Okay, thanks. I need to swap out the TB card, I can see that. 

However, if I have the latest UA software installed, shouldn't the drivers appear as options in the sound devices preferences, even if the TB card isn't working? I may be missing something here, but they seem like two separate issues.


----------



## wayne_rowley (Aug 19, 2020)

Trace said:


> Okay, thanks. I need to swap out the TB card, I can see that.
> 
> However, if I have the latest UA software installed, shouldn't the drivers appear as options in the sound devices preferences, even if the TB card isn't working? I may be missing something here, but they seem like two separate issues.



I‘m a Mac user with the UAD Arrow, so not the same. But whenever I boot the computer the UAD software ‘connects’ to the Arrow. I would guess the Windows software works in a similar way. It could be therefore that something in the TB setup is preventing the UAD software from connecting to your device.

With Windows, you can have many different drivers installed, but for plug and play devices, Windows will load the driver on demand when the device successfully connects.


----------



## Trace (Aug 19, 2020)

wayne_rowley said:


> I‘m a Mac user with the UAD Arrow, so not the same. But whenever I boot the computer the UAD software ‘connects’ to the Arrow. I would guess the Windows software works in a similar way. It could be therefore that something in the TB setup is preventing the UAD software from connecting to your device.
> 
> With Windows, you can have many different drivers installed, but for plug and play devices, Windows will load the driver on demand when the device successfully connects.


Yes, I have a mac and this is the case. The same is true in Win 10.You see the Apollo connect, and mine is not because the card is wrong for the MOBO. However, my recolection was that even when the device, i.e. interface, was not connected, the drivers appear in the sound devices prefs. That preference page looks different now that I have an AMD system, as compared to how it appeared in my intel box.


----------



## Pictus (Aug 19, 2020)

As easyrider already mentioned, you have to use the version *2*


ASRock > Thunderbolt 3 AIC R2.0






I also recommend in the BIOS to set the PCIe to *GEN3*, not GEN4 or AUTO and *Disable Hibernate*


https://www.tenforums.com/tutorials/2859-enable-disable-hibernate-windows-10-a.html


----------



## Trace (Aug 19, 2020)

Pictus said:


> As easyrider already mentioned, you have to use the version *2*
> 
> 
> ASRock > Thunderbolt 3 AIC R2.0
> ...


I have purchased this card. I will set the BIOS accordingly. Thank you for the advice.


----------



## Trace (Aug 19, 2020)

I just want to take the time to say thank you to everyone who has taken the time to respond to my initial post. You all have been very helpful and I am extremely grateful to you all.


----------



## kitekrazy (Aug 21, 2020)

Trace said:


> I just want to take the time to say thank you to everyone who has taken the time to respond to my initial post.

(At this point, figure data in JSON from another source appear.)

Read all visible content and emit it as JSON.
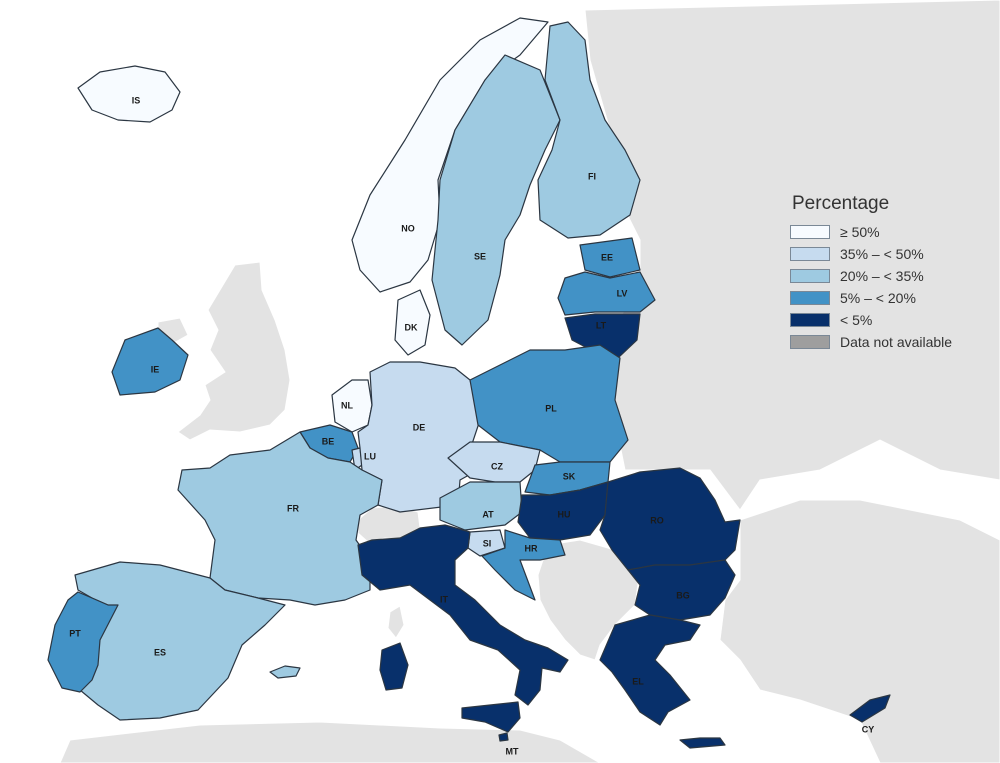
{
  "legend": {
    "title": "Percentage",
    "items": [
      {
        "label": "≥ 50%",
        "color": "#f7fbff"
      },
      {
        "label": "35% – < 50%",
        "color": "#c6dbef"
      },
      {
        "label": "20% – < 35%",
        "color": "#9ecae1"
      },
      {
        "label": "5% – < 20%",
        "color": "#4292c6"
      },
      {
        "label": "< 5%",
        "color": "#08306b"
      },
      {
        "label": "Data not available",
        "color": "#9e9e9e"
      }
    ]
  },
  "colors": {
    "background_land": "#e3e3e3",
    "sea": "#ffffff",
    "border": "#2b3642"
  },
  "countries": [
    {
      "code": "IS",
      "class": 0
    },
    {
      "code": "NO",
      "class": 0
    },
    {
      "code": "SE",
      "class": 2
    },
    {
      "code": "FI",
      "class": 2
    },
    {
      "code": "EE",
      "class": 3
    },
    {
      "code": "LV",
      "class": 3
    },
    {
      "code": "LT",
      "class": 4
    },
    {
      "code": "DK",
      "class": 0
    },
    {
      "code": "IE",
      "class": 3
    },
    {
      "code": "NL",
      "class": 0
    },
    {
      "code": "BE",
      "class": 3
    },
    {
      "code": "LU",
      "class": 1
    },
    {
      "code": "DE",
      "class": 1
    },
    {
      "code": "PL",
      "class": 3
    },
    {
      "code": "CZ",
      "class": 1
    },
    {
      "code": "SK",
      "class": 3
    },
    {
      "code": "AT",
      "class": 2
    },
    {
      "code": "HU",
      "class": 4
    },
    {
      "code": "RO",
      "class": 4
    },
    {
      "code": "SI",
      "class": 1
    },
    {
      "code": "HR",
      "class": 3
    },
    {
      "code": "FR",
      "class": 2
    },
    {
      "code": "IT",
      "class": 4
    },
    {
      "code": "BG",
      "class": 4
    },
    {
      "code": "EL",
      "class": 4
    },
    {
      "code": "ES",
      "class": 2
    },
    {
      "code": "PT",
      "class": 3
    },
    {
      "code": "MT",
      "class": 4
    },
    {
      "code": "CY",
      "class": 4
    }
  ]
}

You all have been very helpful and I am extremely grateful to you all.



Did it work?


----------



## Trace (Aug 21, 2020)

kitekrazy said:


> Did it work?


I haven’t received the new TB card yet.


----------



## Trace (Aug 24, 2020)

Trace said:


> I haven’t received the new TB card yet.





Pictus said:


> As easyrider already mentioned, you have to use the version *2*
> 
> 
> ASRock > Thunderbolt 3 AIC R2.0
> ...


no Luck, Apollo not seen by the system.

Also, I uninstalledand and reinstalled the MOTU audio drivers again, and for a few minutes, they appeared as options in the sound device panel. However, Cubase would not load the drivers.

after quitting Cubase, I went back to the sound devices panel and my 828x was no longer an option.

This is mind-numbing.


----------